Governador defende contenção de gastos e ataca adversários

Durante uma visita à Festa da Luz, em Guarabira,  governador Ricardo Coutinho, voltou a defender sua decisão de criar uma câmara intersetorial para renegociar os contratos com fornecedores. A ideia do chefe do Poder Executivo é reduzir, em até 15%, o preço pago nesses contratos, como forma de diminuir as despesas do estado. Para ele, o governo tem o direito de renegociar. "Se negocia com o preço ou com o quantitativo", defendeu Ricardo.

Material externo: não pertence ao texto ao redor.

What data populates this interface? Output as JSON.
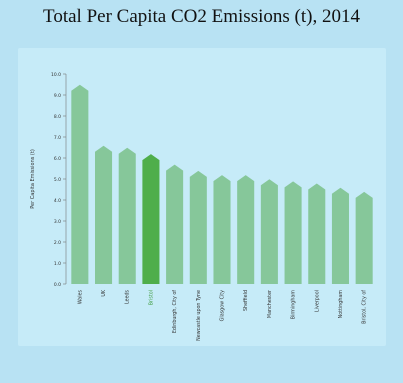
{
  "chart_data": {
    "type": "bar",
    "title": "Total Per Capita CO2 Emissions (t), 2014",
    "ylabel": "Per Capita Emissions (t)",
    "xlabel": "",
    "ylim": [
      0,
      10
    ],
    "yticks": [
      0,
      1,
      2,
      3,
      4,
      5,
      6,
      7,
      8,
      9,
      10
    ],
    "ytick_labels": [
      "0.0",
      "1.0",
      "2.0",
      "3.0",
      "4.0",
      "5.0",
      "6.0",
      "7.0",
      "8.0",
      "9.0",
      "10.0"
    ],
    "categories": [
      "Wales",
      "UK",
      "Leeds",
      "Bristol",
      "Edinburgh, City of",
      "Newcastle upon Tyne",
      "Glasgow City",
      "Sheffield",
      "Manchester",
      "Birmingham",
      "Liverpool",
      "Nottingham",
      "Bristol, City of"
    ],
    "values": [
      9.2,
      6.3,
      6.2,
      5.9,
      5.4,
      5.1,
      4.9,
      4.9,
      4.7,
      4.6,
      4.5,
      4.3,
      4.1
    ],
    "highlight_index": 3,
    "colors": {
      "bar": "#86c79a",
      "highlight": "#4fae4b",
      "highlight_label": "#3e9b3f",
      "label": "#333333",
      "axis": "#777777"
    },
    "grid": false
  }
}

Segundo o ato governamental nº 5, contratos de até R$ 300 mil por ano poem ser reavaliados. Os adversários do governador Ricardo Coutinho classificaram como "calote institucional" a proposta de renegociação de contratos. Para o senador Cássio Cunha Lima (PSDB), a redução de preços deveria ter sido proposta no andamento das licitações dos fornecedores. Ricardo rebateu: "Num dia o senador atacou o Governo do Estado, alegando que estávamos dando um calote; no outro dia, o governo de São Paulo, que é o seu maior aliado [Geraldo Alckmin, do PSDB] publicou também um decreto nos mesmos moldes", observou.

Para Ricardo, é uma faculdade da administração pública renegociar custos. Ele também ironizou o prefeito de João Pessoa, Luciano Cartaxo (PSD), que teria ensaiado criticar a medida do estado. "Mas devem ter avisado alguma coisa a ele, que recuou para não falar bobagem", disparou.

O governador ainda falou da MP que suspende a data-base dos servidores. Ricardo lembrou que a data-base foi implantada em sua gestão, mas disse que não pode dar reajuste aos servidores estaduais agora. "Se eu der o estado não paga. É melhor esperar", disse.  Ele acrescentou que a arrecadação do Estado caiu, no ano passado, 2,85%.